Mitigation is also where calculators on the platform become directly relevant. Float erosion analysis, critical path risk scoring, schedule compression evaluation and EVM trending all support the routines described above. Practitioners who want to operationalise the principles in this guide can move directly from reading it into running the numbers on their own projects.

Common delay scenarios in real construction

Late design information is still the most common single cause of delay on construction projects worldwide. The pattern is familiar: design packages issued late, RFIs accumulating, drawings revised mid-construction, and rework consuming the float that should have absorbed downstream risk. Strong document-control discipline, paired with an integrated design and construction schedule, prevents most of it.
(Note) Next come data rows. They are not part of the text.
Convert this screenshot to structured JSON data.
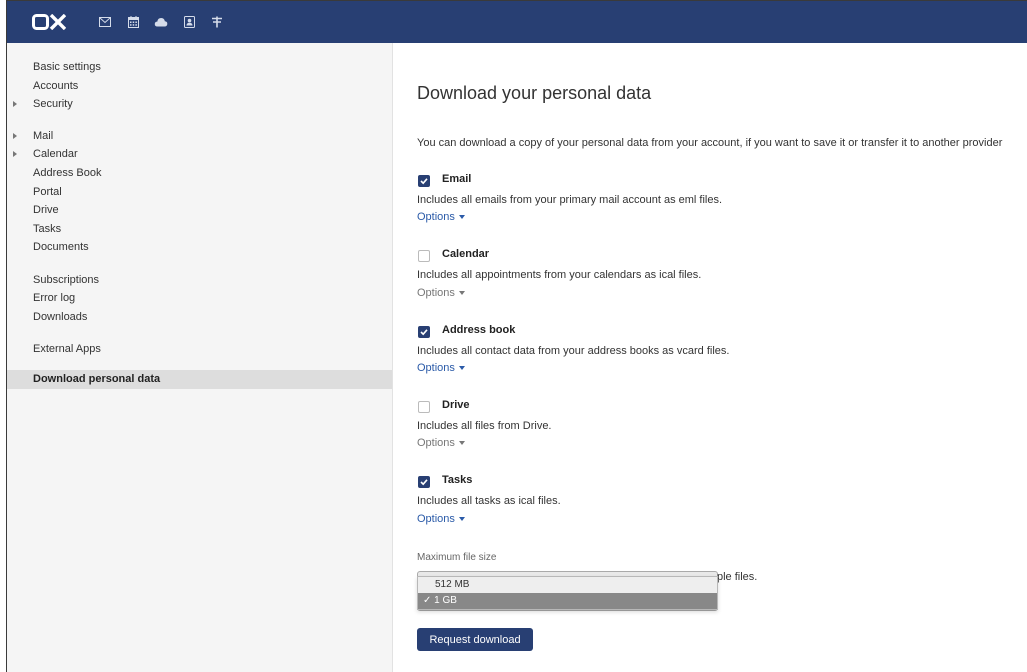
{
  "topbar": {
    "logo_text": "OX",
    "icons": [
      "mail-icon",
      "calendar-icon",
      "cloud-icon",
      "address-book-icon",
      "portal-icon"
    ]
  },
  "sidebar": {
    "items": [
      {
        "label": "Basic settings",
        "caret": false
      },
      {
        "label": "Accounts",
        "caret": false
      },
      {
        "label": "Security",
        "caret": true
      },
      {
        "label": "Mail",
        "caret": true
      },
      {
        "label": "Calendar",
        "caret": true
      },
      {
        "label": "Address Book",
        "caret": false
      },
      {
        "label": "Portal",
        "caret": false
      },
      {
        "label": "Drive",
        "caret": false
      },
      {
        "label": "Tasks",
        "caret": false
      },
      {
        "label": "Documents",
        "caret": false
      },
      {
        "label": "Subscriptions",
        "caret": false
      },
      {
        "label": "Error log",
        "caret": false
      },
      {
        "label": "Downloads",
        "caret": false
      },
      {
        "label": "External Apps",
        "caret": false
      },
      {
        "label": "Download personal data",
        "caret": false,
        "selected": true
      }
    ]
  },
  "main": {
    "title": "Download your personal data",
    "intro": "You can download a copy of your personal data from your account, if you want to save it or transfer it to another provider",
    "sections": [
      {
        "name": "Email",
        "checked": true,
        "description": "Includes all emails from your primary mail account as eml files.",
        "options_label": "Options"
      },
      {
        "name": "Calendar",
        "checked": false,
        "description": "Includes all appointments from your calendars as ical files.",
        "options_label": "Options"
      },
      {
        "name": "Address book",
        "checked": true,
        "description": "Includes all contact data from your address books as vcard files.",
        "options_label": "Options"
      },
      {
        "name": "Drive",
        "checked": false,
        "description": "Includes all files from Drive.",
        "options_label": "Options"
      },
      {
        "name": "Tasks",
        "checked": true,
        "description": "Includes all tasks as ical files.",
        "options_label": "Options"
      }
    ],
    "max_size": {
      "label": "Maximum file size",
      "help_text": "ple files.",
      "options": [
        "512 MB",
        "1 GB"
      ],
      "selected_marker": "✓ ",
      "selected_index": 1
    },
    "request_button": "Request download"
  },
  "colors": {
    "brand": "#283f73",
    "link": "#2a5aa8",
    "sidebar_bg": "#f5f5f5",
    "selected_bg": "#dddddd"
  }
}
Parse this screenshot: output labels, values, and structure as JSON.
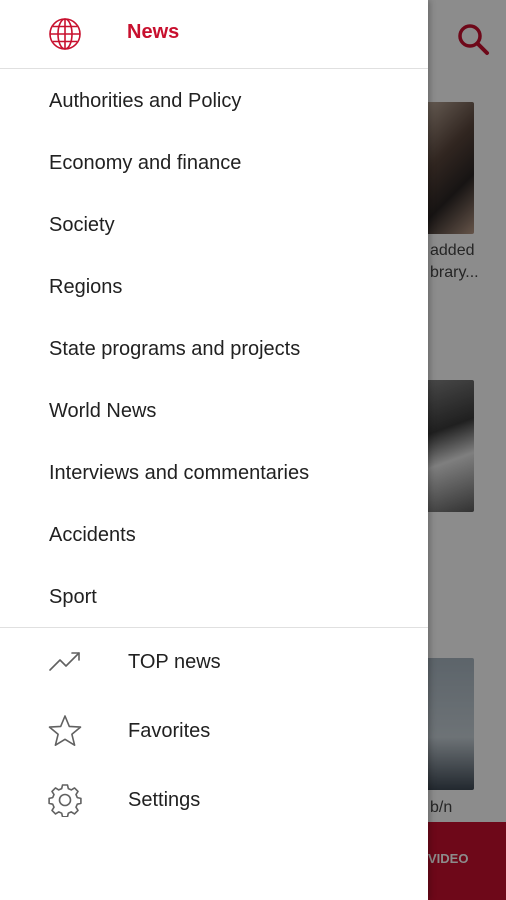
{
  "background": {
    "caption_line1": "added",
    "caption_line2": "brary...",
    "caption_line3": "b/n",
    "video_label": "VIDEO"
  },
  "drawer": {
    "title": "News",
    "categories": [
      "Authorities and Policy",
      "Economy and finance",
      "Society",
      "Regions",
      "State programs and projects",
      "World News",
      "Interviews and commentaries",
      "Accidents",
      "Sport"
    ],
    "bottom": {
      "top_news": "TOP news",
      "favorites": "Favorites",
      "settings": "Settings"
    }
  },
  "colors": {
    "accent": "#c8102e",
    "text": "#212121",
    "divider": "#e0e0e0"
  },
  "icons": {
    "header": "globe-icon",
    "search": "search-icon",
    "top_news": "trending-up-icon",
    "favorites": "star-icon",
    "settings": "gear-icon"
  }
}
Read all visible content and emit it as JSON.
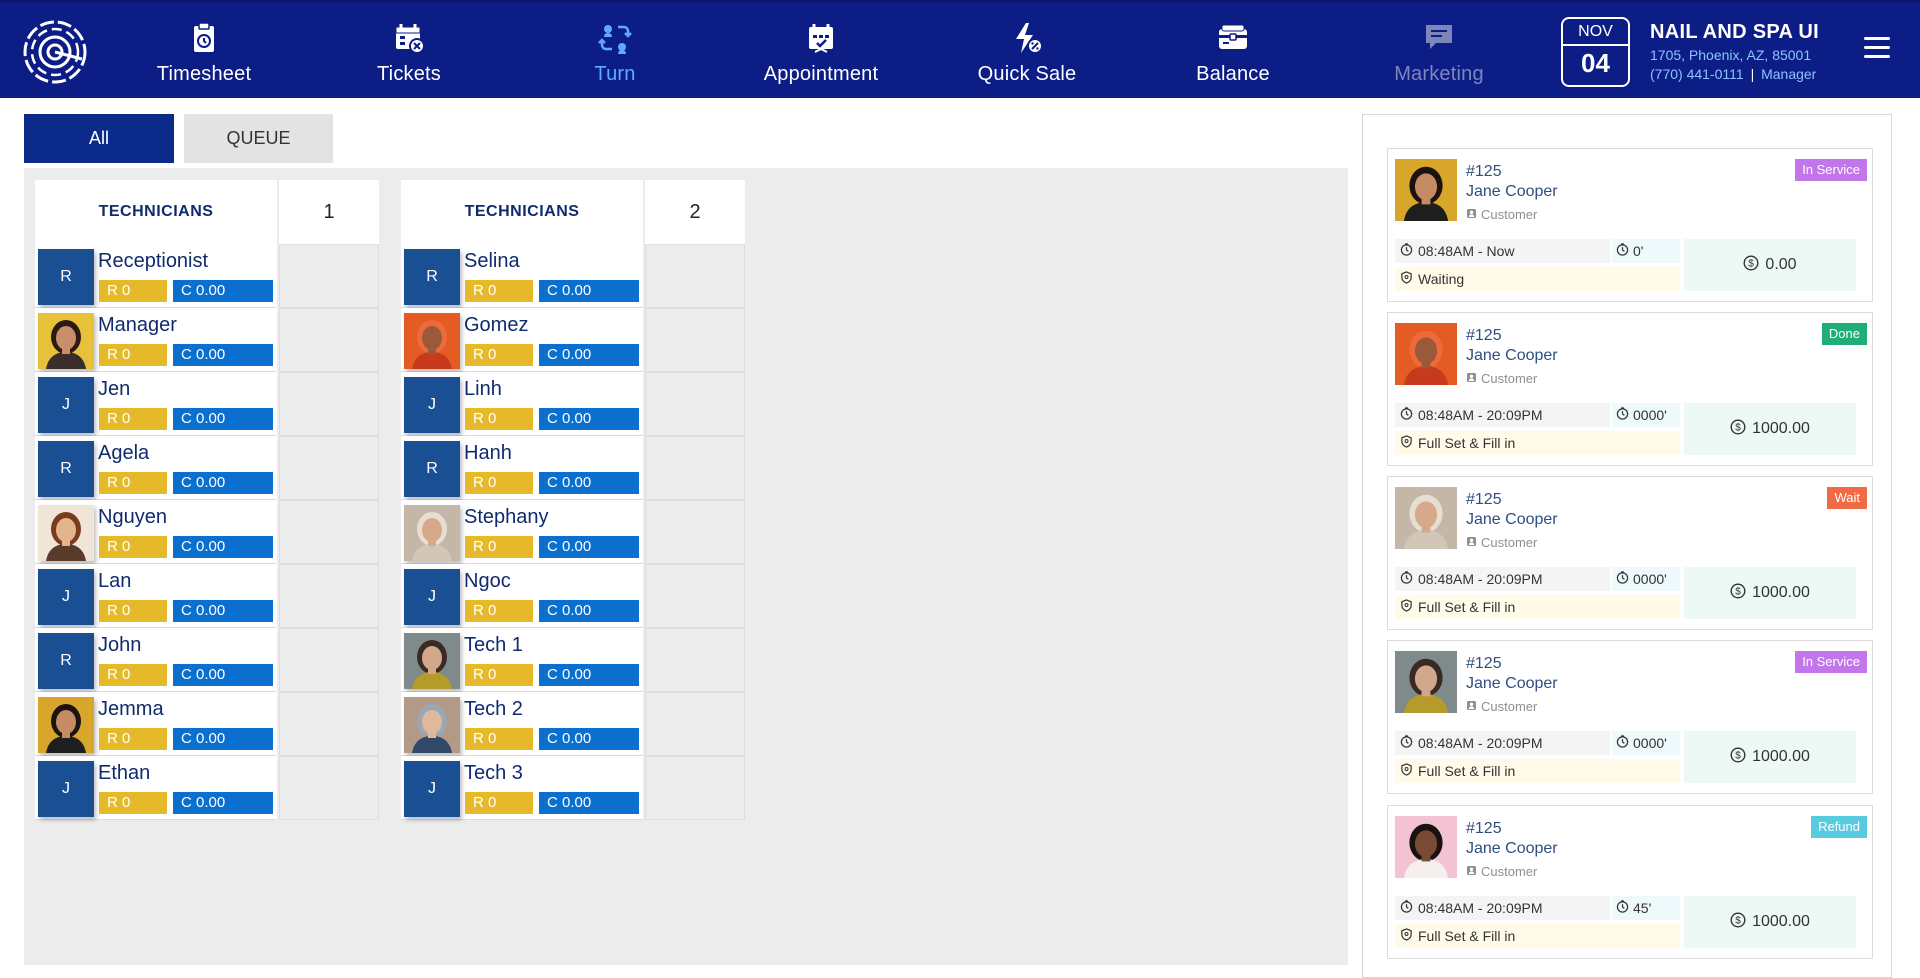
{
  "nav": {
    "items": [
      {
        "label": "Timesheet",
        "icon": "timesheet-icon",
        "state": "normal"
      },
      {
        "label": "Tickets",
        "icon": "tickets-icon",
        "state": "normal"
      },
      {
        "label": "Turn",
        "icon": "turn-icon",
        "state": "active"
      },
      {
        "label": "Appointment",
        "icon": "appointment-icon",
        "state": "normal"
      },
      {
        "label": "Quick Sale",
        "icon": "quick-sale-icon",
        "state": "normal"
      },
      {
        "label": "Balance",
        "icon": "balance-icon",
        "state": "normal"
      },
      {
        "label": "Marketing",
        "icon": "marketing-icon",
        "state": "disabled"
      }
    ]
  },
  "calendar": {
    "month": "NOV",
    "day": "04"
  },
  "store": {
    "name": "NAIL AND SPA UI",
    "address": "1705, Phoenix, AZ, 85001",
    "phone": "(770) 441-0111",
    "separator": "|",
    "role": "Manager"
  },
  "tabs": {
    "all": "All",
    "queue": "QUEUE"
  },
  "columns": [
    {
      "title": "TECHNICIANS",
      "number": "1",
      "techs": [
        {
          "name": "Receptionist",
          "initial": "R",
          "photo": false,
          "r": "R 0",
          "c": "C 0.00"
        },
        {
          "name": "Manager",
          "initial": "",
          "photo": true,
          "r": "R 0",
          "c": "C 0.00"
        },
        {
          "name": "Jen",
          "initial": "J",
          "photo": false,
          "r": "R 0",
          "c": "C 0.00"
        },
        {
          "name": "Agela",
          "initial": "R",
          "photo": false,
          "r": "R 0",
          "c": "C 0.00"
        },
        {
          "name": "Nguyen",
          "initial": "",
          "photo": true,
          "r": "R 0",
          "c": "C 0.00"
        },
        {
          "name": "Lan",
          "initial": "J",
          "photo": false,
          "r": "R 0",
          "c": "C 0.00"
        },
        {
          "name": "John",
          "initial": "R",
          "photo": false,
          "r": "R 0",
          "c": "C 0.00"
        },
        {
          "name": "Jemma",
          "initial": "",
          "photo": true,
          "r": "R 0",
          "c": "C 0.00"
        },
        {
          "name": "Ethan",
          "initial": "J",
          "photo": false,
          "r": "R 0",
          "c": "C 0.00"
        }
      ]
    },
    {
      "title": "TECHNICIANS",
      "number": "2",
      "techs": [
        {
          "name": "Selina",
          "initial": "R",
          "photo": false,
          "r": "R 0",
          "c": "C 0.00"
        },
        {
          "name": "Gomez",
          "initial": "",
          "photo": true,
          "r": "R 0",
          "c": "C 0.00"
        },
        {
          "name": "Linh",
          "initial": "J",
          "photo": false,
          "r": "R 0",
          "c": "C 0.00"
        },
        {
          "name": "Hanh",
          "initial": "R",
          "photo": false,
          "r": "R 0",
          "c": "C 0.00"
        },
        {
          "name": "Stephany",
          "initial": "",
          "photo": true,
          "r": "R 0",
          "c": "C 0.00"
        },
        {
          "name": "Ngoc",
          "initial": "J",
          "photo": false,
          "r": "R 0",
          "c": "C 0.00"
        },
        {
          "name": "Tech 1",
          "initial": "",
          "photo": true,
          "r": "R 0",
          "c": "C 0.00"
        },
        {
          "name": "Tech 2",
          "initial": "",
          "photo": true,
          "r": "R 0",
          "c": "C 0.00"
        },
        {
          "name": "Tech 3",
          "initial": "J",
          "photo": false,
          "r": "R 0",
          "c": "C 0.00"
        }
      ]
    }
  ],
  "tickets": [
    {
      "number": "#125",
      "customer": "Jane Cooper",
      "role": "Customer",
      "status": "In Service",
      "status_color": "#c375ea",
      "time": "08:48AM - Now",
      "duration": "0'",
      "service": "Waiting",
      "amount": "0.00"
    },
    {
      "number": "#125",
      "customer": "Jane Cooper",
      "role": "Customer",
      "status": "Done",
      "status_color": "#1fae78",
      "time": "08:48AM - 20:09PM",
      "duration": "0000'",
      "service": "Full Set & Fill in",
      "amount": "1000.00"
    },
    {
      "number": "#125",
      "customer": "Jane Cooper",
      "role": "Customer",
      "status": "Wait",
      "status_color": "#ef6a45",
      "time": "08:48AM - 20:09PM",
      "duration": "0000'",
      "service": "Full Set & Fill in",
      "amount": "1000.00"
    },
    {
      "number": "#125",
      "customer": "Jane Cooper",
      "role": "Customer",
      "status": "In Service",
      "status_color": "#c375ea",
      "time": "08:48AM - 20:09PM",
      "duration": "0000'",
      "service": "Full Set & Fill in",
      "amount": "1000.00"
    },
    {
      "number": "#125",
      "customer": "Jane Cooper",
      "role": "Customer",
      "status": "Refund",
      "status_color": "#57cbe0",
      "time": "08:48AM - 20:09PM",
      "duration": "45'",
      "service": "Full Set & Fill in",
      "amount": "1000.00"
    }
  ],
  "colors": {
    "topbar": "#0c1e86",
    "active_nav": "#61a9ff",
    "r_chip": "#e5b92a",
    "c_chip": "#0b6fd0",
    "avatar": "#1b4f93"
  }
}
Long-lead procurement is the second pattern. Specialist equipment, imported materials and bespoke components frequently arrive later than the procurement plan promised, and the construction sequence has been built around the optimistic dates. Procurement risk should be reflected in float allowances in the schedule and in the risk register, not assumed away.

Variations and scope creep generate a quieter but equally damaging pattern. Individually small instructions accumulate across many work packages, each absorbing small amounts of float, until the schedule has no resilience left. A discipline of evaluating every variation against the schedule before it is accepted is the single most effective control for this pattern.

Weather and force majeure are real but often overstated. A robust analysis distinguishes between weather days that exceeded the contractually allowed baseline and those that fell within it, and assesses critical path impact rather than aggregate working days lost. Many weather claims fail because the analyst conflated lost days with critical delay.

Frequently asked questions

Is float owned by the contractor or the owner? The dominant view in international practice is that float is a project resource and is consumed on a first-come, first-served basis unless the contract states otherwise. Bespoke amendments can change this, so the contract should always be read first.

Which methodology is best? There is no single best method. TIA is generally preferred for contemporaneous extension of time evaluation, Window Analysis for long disputed periods, APvAB for high-level orientation, and Collapsed As-Built for retrospective forensic work. Strong claims often use more than one.

Do I need specialist software? Primavera P6 or equivalent is required for serious analysis on any sizeable project. The technique matters more than the brand, but the schedule must be logic-linked and updated to a professional standard or no method will produce defensible results.